Ce qui joue en sa défaveur:
Principalement son âge, 76 ans. Après les élections de Joseph Ratzinger et de Jorge Mario Bergoglio, qui avaient respectivement 78 et 76 ans au moment de leur élection, les cardinaux de la chapelle Sixtine pourraient décider de privilégier cette fois un candidat plus jeune. De plus, il reste incertain qu’un candidat des Etats-Unis, même critique envers Trump, ait réellement une chance dans le contexte actuel.
Luis Antonio Gokim Tagle, 67 ans, Philippines
Tagle, parfois surnommé le «François asiatique», est considéré comme un «papable éternel» malgré son âge relativement jeune. Il était déjà un prétendant à la papauté lors du conclave de 2013, qui avait élu l'Argentin. L'ex-archevêque de Manille était un proche de François, qui l’a même qualifié un jour de «fils spirituel». Cependant, il a été démis de ses fonctions de président de Caritas Internationalis, l'organisation internationale de secours catholique, qu’il a dirigée de 2015 à 2022. Des accusations de harcèlement envers les employés ont été évoquées.

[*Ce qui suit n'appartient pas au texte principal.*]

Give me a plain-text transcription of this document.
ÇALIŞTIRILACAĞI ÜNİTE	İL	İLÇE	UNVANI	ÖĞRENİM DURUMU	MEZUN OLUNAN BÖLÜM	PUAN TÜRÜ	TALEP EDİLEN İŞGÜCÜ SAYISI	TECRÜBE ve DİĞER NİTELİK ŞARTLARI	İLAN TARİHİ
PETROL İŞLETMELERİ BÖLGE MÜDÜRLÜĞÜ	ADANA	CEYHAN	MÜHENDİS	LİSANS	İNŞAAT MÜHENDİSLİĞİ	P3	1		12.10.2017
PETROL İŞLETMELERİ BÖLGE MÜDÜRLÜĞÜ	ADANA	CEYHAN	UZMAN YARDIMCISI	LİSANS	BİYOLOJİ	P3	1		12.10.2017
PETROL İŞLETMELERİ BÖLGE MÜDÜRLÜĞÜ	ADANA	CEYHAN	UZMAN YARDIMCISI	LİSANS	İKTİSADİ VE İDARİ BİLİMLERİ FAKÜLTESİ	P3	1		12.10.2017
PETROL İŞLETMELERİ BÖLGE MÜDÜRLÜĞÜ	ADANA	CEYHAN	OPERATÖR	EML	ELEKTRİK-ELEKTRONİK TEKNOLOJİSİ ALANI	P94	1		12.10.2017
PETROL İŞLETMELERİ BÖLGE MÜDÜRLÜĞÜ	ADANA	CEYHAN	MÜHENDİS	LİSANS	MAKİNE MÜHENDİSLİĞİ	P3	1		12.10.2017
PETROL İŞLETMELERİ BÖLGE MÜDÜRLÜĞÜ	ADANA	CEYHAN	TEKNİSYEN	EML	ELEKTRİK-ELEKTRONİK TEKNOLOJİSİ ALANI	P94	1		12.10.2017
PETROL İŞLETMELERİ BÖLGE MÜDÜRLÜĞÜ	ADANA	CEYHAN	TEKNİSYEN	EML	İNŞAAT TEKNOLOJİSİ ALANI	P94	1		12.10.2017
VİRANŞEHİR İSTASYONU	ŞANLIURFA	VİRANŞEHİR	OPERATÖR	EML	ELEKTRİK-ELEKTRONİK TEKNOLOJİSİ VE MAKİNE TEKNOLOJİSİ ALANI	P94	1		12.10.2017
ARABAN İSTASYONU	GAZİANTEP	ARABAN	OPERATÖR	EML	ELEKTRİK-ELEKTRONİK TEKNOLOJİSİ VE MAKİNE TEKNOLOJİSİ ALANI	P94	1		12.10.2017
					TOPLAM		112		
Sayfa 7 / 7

Ce qui plaide en sa faveur:
Malgré son éviction controversée de Caritas Internationalis, Tagle reste un proche de François. De plus, la population catholique ne croît nulle part aussi rapidement qu’en Asie; aux Philippines, son pays natal, 90% des 56 millions d'habitants sont catholiques. Et, tandis que Besungu serait le premier pape noir, Tagle deviendrait le premier pontife asiatique.
Ce qui joue en sa défaveur:
Son style de gestion à la tête de Caritas Internationalis le disqualifie probablement aux yeux de nombreux cardinaux pour des responsabilités plus élevées. S'ajoute à cela l'étiquette négative de «papabile éternel».
Jean-Marc Aveline, 66 ans, France
L'archevêque de Marseille est un «pied-noir». Il est né dans l'ancienne colonie française d'Algérie, dans une petite oasis au cœur du désert saharien. Aveline est considéré comme le plus populaire et le plus accessible de tous les papabili. Il se distingue également par son ouverture théologique et sa sensibilité aux questions sociales, tout en étant un fervent défenseur du dialogue avec les musulmans.
Ce qui plaide en sa faveur:
Si Aveline était élu, il serait le plus jeune pape depuis Jean-Paul II. De plus, il est considéré comme intellectuellement exceptionnel, avec un doctorat en théologie et un autre diplôme en philosophie. Il serait également un candidat pour les cardinaux qui ne souhaitent pas rompre avec le pontificat de François, mais qui aspirent à guider l’Eglise sur des rails un peu plus ordonnés.
Ce qui joue en sa défaveur:
Bien qu'il comprenne un peu l'italien, il ne le parle pas couramment. Cela représente un problème, non seulement dans la Curie dominée par les Italiens, mais aussi parce que le pape est en même temps évêque de Rome. Pour exercer cette fonction, ainsi que pour comprendre et détecter à temps les intrigues, la maîtrise de l'italien est presque indispensable.